Ik begrijp dat de minister een halt wil toeroepen aan de wildgroei aan collectieven bij de zorgverzekeraars, maar scheid wel het kaf van het koren. De korting voor zorgmedewerkers is een belangrijke arbeidsvoorwaarde.
Vroeger was er een rijwielhandelaar in het dorp waar ik woonde. Behalve in rijwielen deed de zaak ook in taxi- en ziekenvervoer. Dus ook de ambulancediensten kwamen van deze fietsenmaker! In die tijd heel gewoon. Als klein jongetje vond ik het fascinerend; ik stelde me voor hoe de fietsenmaker in zijn stofjas aan het werk was en vervolgens een oproep kreeg voor de ambulance. En op zich deed de fietsenmaker het helemaal niet slecht met de aanrijtijden. Eigenlijk een mooi voorbeeld van private dienstverlening in een publieke functie.

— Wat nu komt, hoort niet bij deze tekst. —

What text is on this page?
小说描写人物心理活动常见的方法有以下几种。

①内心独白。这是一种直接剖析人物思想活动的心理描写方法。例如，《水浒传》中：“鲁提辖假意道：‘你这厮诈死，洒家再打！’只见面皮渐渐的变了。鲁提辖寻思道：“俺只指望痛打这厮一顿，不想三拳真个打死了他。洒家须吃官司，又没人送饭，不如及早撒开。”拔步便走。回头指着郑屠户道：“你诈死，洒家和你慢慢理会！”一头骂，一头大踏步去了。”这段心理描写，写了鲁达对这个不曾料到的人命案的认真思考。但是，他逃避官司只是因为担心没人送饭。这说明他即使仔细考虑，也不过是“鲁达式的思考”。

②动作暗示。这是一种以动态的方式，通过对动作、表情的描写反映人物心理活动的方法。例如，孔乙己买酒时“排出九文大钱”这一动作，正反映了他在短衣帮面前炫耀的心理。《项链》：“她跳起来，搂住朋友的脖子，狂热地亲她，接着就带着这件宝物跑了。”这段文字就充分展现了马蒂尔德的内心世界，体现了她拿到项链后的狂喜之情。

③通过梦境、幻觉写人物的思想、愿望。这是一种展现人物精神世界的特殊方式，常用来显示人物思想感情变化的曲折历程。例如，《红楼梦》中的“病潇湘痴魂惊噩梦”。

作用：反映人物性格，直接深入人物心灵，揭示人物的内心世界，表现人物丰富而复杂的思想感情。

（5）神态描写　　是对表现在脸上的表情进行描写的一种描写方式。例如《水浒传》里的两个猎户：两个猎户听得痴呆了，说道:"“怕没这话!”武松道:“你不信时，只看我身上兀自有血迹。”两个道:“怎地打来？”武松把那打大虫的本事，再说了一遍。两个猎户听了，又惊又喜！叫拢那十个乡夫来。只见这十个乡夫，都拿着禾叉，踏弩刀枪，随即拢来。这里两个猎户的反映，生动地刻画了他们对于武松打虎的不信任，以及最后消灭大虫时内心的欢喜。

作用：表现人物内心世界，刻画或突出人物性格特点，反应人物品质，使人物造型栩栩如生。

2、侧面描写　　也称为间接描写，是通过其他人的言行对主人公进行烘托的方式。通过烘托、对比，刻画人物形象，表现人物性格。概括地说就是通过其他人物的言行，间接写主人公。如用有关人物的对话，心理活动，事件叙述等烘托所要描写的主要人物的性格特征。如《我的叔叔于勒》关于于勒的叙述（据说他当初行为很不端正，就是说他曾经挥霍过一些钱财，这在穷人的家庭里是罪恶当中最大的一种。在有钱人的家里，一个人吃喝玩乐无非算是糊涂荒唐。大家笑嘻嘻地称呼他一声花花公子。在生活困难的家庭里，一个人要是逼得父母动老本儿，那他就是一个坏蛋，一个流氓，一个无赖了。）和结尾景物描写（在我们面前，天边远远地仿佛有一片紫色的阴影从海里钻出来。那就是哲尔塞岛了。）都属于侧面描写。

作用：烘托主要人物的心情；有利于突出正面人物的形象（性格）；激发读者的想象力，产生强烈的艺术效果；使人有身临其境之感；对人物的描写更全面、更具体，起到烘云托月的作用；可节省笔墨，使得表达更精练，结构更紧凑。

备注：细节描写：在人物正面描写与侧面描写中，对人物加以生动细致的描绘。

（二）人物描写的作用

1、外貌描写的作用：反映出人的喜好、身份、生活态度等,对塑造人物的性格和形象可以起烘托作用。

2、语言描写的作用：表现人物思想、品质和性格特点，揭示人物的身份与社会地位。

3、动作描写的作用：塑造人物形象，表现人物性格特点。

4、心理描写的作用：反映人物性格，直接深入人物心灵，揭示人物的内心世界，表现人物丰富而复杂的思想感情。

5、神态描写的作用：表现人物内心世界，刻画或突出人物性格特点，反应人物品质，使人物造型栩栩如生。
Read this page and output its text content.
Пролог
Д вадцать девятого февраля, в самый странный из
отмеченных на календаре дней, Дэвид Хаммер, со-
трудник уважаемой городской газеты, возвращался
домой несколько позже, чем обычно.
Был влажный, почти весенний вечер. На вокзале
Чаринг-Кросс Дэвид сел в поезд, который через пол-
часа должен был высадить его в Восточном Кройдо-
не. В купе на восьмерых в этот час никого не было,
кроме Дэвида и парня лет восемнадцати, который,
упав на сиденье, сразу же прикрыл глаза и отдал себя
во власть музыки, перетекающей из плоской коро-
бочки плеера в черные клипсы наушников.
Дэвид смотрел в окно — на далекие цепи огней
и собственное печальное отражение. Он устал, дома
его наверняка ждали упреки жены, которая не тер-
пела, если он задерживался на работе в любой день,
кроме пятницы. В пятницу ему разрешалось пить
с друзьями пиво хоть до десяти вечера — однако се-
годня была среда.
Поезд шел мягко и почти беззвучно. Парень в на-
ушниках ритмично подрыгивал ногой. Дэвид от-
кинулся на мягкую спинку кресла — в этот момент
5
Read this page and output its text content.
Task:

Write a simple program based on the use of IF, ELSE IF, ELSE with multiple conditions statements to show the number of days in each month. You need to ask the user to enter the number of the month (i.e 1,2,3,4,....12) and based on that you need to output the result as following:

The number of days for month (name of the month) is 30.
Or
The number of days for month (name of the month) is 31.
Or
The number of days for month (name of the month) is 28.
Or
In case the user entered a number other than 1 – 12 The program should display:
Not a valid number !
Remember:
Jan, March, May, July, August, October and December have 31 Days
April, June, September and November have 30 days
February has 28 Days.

Private dienstverlening in het publieke stelsel, dat zien we vaker in de zorgsector. In 2006 is het in de wet mogelijk gemaakt dat er privaat wordt ondernomen door zorgverzekeraars. Dit gebeurt in een publieke context. De minister bepaalt de inhoud van de basisverzekering. In grote lijnen bepaalt hij ook wat die basisverzekering ongeveer mag kosten. Want elk jaar rond Prinsjesdag spreekt de minister een verwachting uit met hoeveel euro’s de basisverzekering gaat stijgen. Formeel bepaalt de minister niet de prijsstelling, maar wel ten volle de inhoud en de maximale korting op de premie. Daarmee is hij voor vijftig procent marktmeester. De andere helft vullen de zorgverzekeraars zelf in. Door slim of anders in te kopen. Door hun organisatiekosten zo laag mogelijk te houden en de inzet van reserves, kunnen zij het verschil maken in de premiestelling.
Meerwaarde
Zorgverzekeraars mogen een collectiviteitskorting geven op de premie van de basisverzekering. Het maximale percentage is vastgesteld op 10 procent, maar verzekeraars kunnen ‘spelen’ met het percentage van 0-10 procent. Afhankelijk van hun financiële situatie, commerciële strategie en vooral ook de inhoudelijke meerwaarde van een collectiviteit, kunnen zorgverzekeraars het uiteindelijke kortingspercentage bepalen. Daarmee vullen zij hun private rol in. De ene collectiviteit krijgt meer korting dan de andere. Dat heeft onder andere te maken met het volume, hoeveel mensen er zijn verzekerd, en met de kracht van de gemeenschappelijke kenmerken van de deelnemers binnen het collectief.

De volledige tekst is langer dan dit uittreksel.